A quiénes va dirigido y qué les aporta el ApTO

El ApTO, Aptitud Técnica en Obra, va dirigido a empresas del ámbito de la construcción que desean aumentar su competitividad en base a generar mayor confianza a sus clientes y mayor eficiencia productiva.

En particular el ApTO es apropiado para las instaladoras o ejecutoras directas de obra que deseen asegurarse la correcta ejecución de la obra de su especialidad o la aplicación de un determinado producto.

El ApTO resulta también apropiado para la calificación de las empresas instaladoras o colocadoras de un fabricante o distribuidor de un producto, cuya instalación o montaje requiera una determinada metodología y profesionalidad.

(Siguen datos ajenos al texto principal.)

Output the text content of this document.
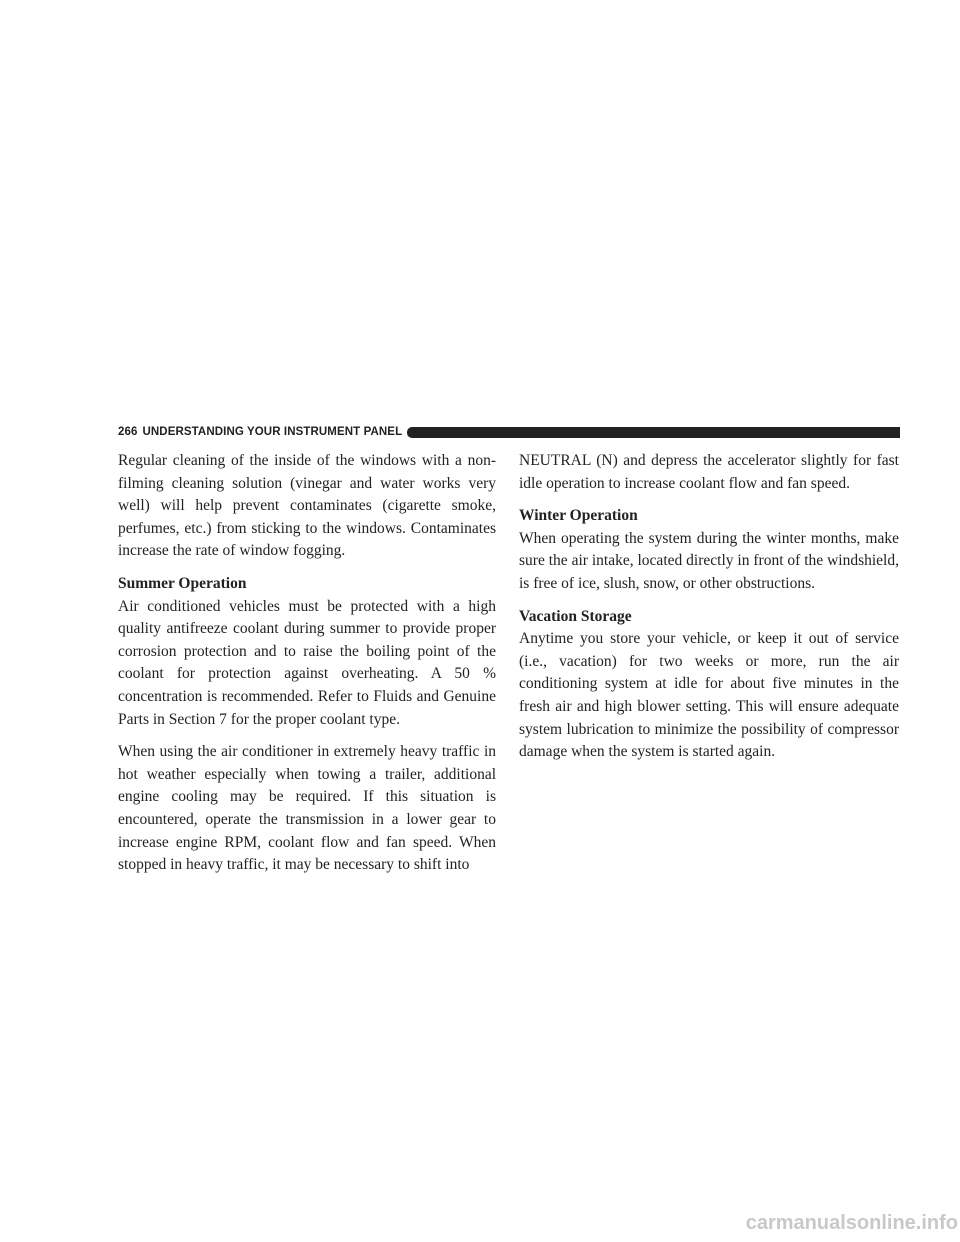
266 UNDERSTANDING YOUR INSTRUMENT PANEL

Regular cleaning of the inside of the windows with a non-filming cleaning solution (vinegar and water works very well) will help prevent contaminates (cigarette smoke, perfumes, etc.) from sticking to the windows. Contaminates increase the rate of window fogging.

Summer Operation

Air conditioned vehicles must be protected with a high quality antifreeze coolant during summer to provide proper corrosion protection and to raise the boiling point of the coolant for protection against overheating. A 50 % concentration is recommended. Refer to Fluids and Genuine Parts in Section 7 for the proper coolant type.

When using the air conditioner in extremely heavy traffic in hot weather especially when towing a trailer, additional engine cooling may be required. If this situation is encountered, operate the transmission in a lower gear to increase engine RPM, coolant flow and fan speed. When stopped in heavy traffic, it may be necessary to shift into

NEUTRAL (N) and depress the accelerator slightly for fast idle operation to increase coolant flow and fan speed.

Winter Operation

When operating the system during the winter months, make sure the air intake, located directly in front of the windshield, is free of ice, slush, snow, or other obstructions.

Vacation Storage

Anytime you store your vehicle, or keep it out of service (i.e., vacation) for two weeks or more, run the air conditioning system at idle for about five minutes in the fresh air and high blower setting. This will ensure adequate system lubrication to minimize the possibility of compressor damage when the system is started again.

carmanualsonline.info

En definitiva la Declaración ApTO tiene como destinatario aquellas empresas del ámbito de la construcción que:
  • Realizan una actividad la correcta ejecución de la cual requiere el cumplimiento de unas determinadas especificaciones técnicas.
  • Disponen de la organización, la metodología y los recursos adecuados para satisfacer los requisitos especificados, incluidos los requisitos legales y reglamentarios que les sean de aplicación.
  • Desean generar la confianza del cliente en base a asumir el cumplimiento del compromiso y la garantía pactados, y atender las reclamaciones justas.
  • Desean mejorar la eficacia y la eficiencia de su organización, para asegurar la competencia en su actuación y la competitividad en su sector.
Efectivamente el ApTO les ha de aportar, entre otras cosas, una doble ventaja competitiva:
  • Ajustar el funcionamiento de la empresa para conseguir la correcta ejecución de su actividad con el óptimo aprovechamiento de los recursos y, por consiguiente, a un coste más competitivo.
  • Marcar la diferencia respecto de sus competidores con un distintivo de calidad de alcance estatal, la publicación y difusión de que la empresa ha obtenido la Declaración ApTO, y su inscripción y presencia activa y continuada en la web del ITeC.